Should that happen, and should they go on to beat either Bayern Munich or Real Madrid at Wembley four weeks from Saturday, the entire conversation about the PSG project and Mbappé’s role within it will be changed overnight.
Yes, they’re desperate to win the Champions League. That goes without saying. The weight of legacy is one they’ve been carrying for quite some time, and its burden is surely among the factors that will almost certainly push Mbappé to sign for Real Madrid this summer.
At that point, a quite extraordinary period in the history of French football will have come to an end. What will it have meant? What, exactly, is Mbappé’s legacy?
Those six titles in seven seasons is certainly part of it, and it’s actually seven in eight for him, personally. Don’t forget, his first Ligue 1 championship came with AS Monaco, who finished eight points ahead of PSG in the spring of 2017. The Monégasques also advanced to the Champions League semifinals that May, losing to Juventus.
As PSG were not going to be upstaged again, they acquired Mbappé, then just 18, for €180 million – more than half the total salaries paid among Ligue 1’s other 19 clubs. The fee, the compensation of €45 million annually, and the €2 billion in overall transfer spending following the club’s 2011 takeover by Qatar’s sovereign investment fund effectively ended the French top flight as a competitive entity.
A lot of Mbappé’s legacy is tied to a financial reality that, ironically, cheapens it. Yes, he’s scored more than 250 goals for PSG and lifted 14 trophies in the capital, but he’s also gone out of the Champions League at the Round of 16 on four occasions. Facing an established European giant, such as Madrid or Bayern, is a different proposition than demolishing domestic opponents who’ve been weakened by a wealth imbalance. It doesn’t mean a PSG player’s accomplishments are meaningless, but they obviously come with an asterisk.
Of course, Mbappé’s international legacy is something else entirely. In 2016 he won the European Under-19 Championship with France. In 2021 he added the UEFA Nations League. Between those triumphs he hoisted the World Cup. Still just 25-years-old, he already has eight knockout goals at World Cup tournaments, and four goals from two finals. Rounding out his bona fides is his personal friendship with French president Emmanuel Macron.

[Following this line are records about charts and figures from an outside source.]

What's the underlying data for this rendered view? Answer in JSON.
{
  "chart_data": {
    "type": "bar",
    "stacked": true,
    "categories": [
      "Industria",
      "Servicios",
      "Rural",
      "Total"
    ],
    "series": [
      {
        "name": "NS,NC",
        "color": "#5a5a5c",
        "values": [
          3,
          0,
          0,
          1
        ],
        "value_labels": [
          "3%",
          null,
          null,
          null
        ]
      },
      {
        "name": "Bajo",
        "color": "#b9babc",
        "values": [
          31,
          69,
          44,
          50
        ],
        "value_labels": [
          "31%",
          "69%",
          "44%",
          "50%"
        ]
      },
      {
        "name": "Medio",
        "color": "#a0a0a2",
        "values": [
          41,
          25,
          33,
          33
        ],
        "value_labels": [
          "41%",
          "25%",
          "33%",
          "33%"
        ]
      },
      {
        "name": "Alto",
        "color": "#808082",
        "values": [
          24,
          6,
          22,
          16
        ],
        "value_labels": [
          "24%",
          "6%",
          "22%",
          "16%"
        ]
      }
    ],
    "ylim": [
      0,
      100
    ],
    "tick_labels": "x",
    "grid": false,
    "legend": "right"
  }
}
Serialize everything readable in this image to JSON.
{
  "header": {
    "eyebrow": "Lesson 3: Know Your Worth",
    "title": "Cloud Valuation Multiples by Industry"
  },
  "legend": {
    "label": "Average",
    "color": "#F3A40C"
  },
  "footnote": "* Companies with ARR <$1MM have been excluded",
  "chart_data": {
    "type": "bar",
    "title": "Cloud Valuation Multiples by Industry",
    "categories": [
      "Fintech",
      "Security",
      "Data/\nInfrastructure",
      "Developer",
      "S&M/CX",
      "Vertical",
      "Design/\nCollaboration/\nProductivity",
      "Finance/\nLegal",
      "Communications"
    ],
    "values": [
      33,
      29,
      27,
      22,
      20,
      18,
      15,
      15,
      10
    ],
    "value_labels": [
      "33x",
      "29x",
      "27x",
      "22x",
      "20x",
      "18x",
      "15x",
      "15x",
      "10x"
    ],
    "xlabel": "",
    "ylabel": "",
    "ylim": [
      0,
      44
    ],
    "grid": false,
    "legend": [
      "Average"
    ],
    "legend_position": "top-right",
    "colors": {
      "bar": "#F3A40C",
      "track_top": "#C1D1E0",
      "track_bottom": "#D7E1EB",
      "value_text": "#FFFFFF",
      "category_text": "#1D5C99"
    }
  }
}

Given his exploits with Les Bleus, where he trails only Thierry Henry and Olivier Giroud on the all-time goalscoring list, no one is in any doubt as to Mbappé’s ability. He is a genuinely generational talent. Which is precisely why he’s about to wind down his Paris Saint-Germain career — and why winning the Champions League in the blue and white would mean a lot to him, but even more to his club.
Without it, PSG remain what they’ve been since 2011: a billionaire’s club in a millionaire’s league. Mbappé’s exit, following those of Neymar and Lionel Messi, would signal the ultimate failure of the sport’s most ambitious project. They need the Champions League, and they need it now.
Mbappé’s legacy needs it too. Sure, he’ll have plenty of chances to win it at Real Madrid, but departing Paris without it would mean his legacy, at least at club level, would almost be starting from scratch when he gets there.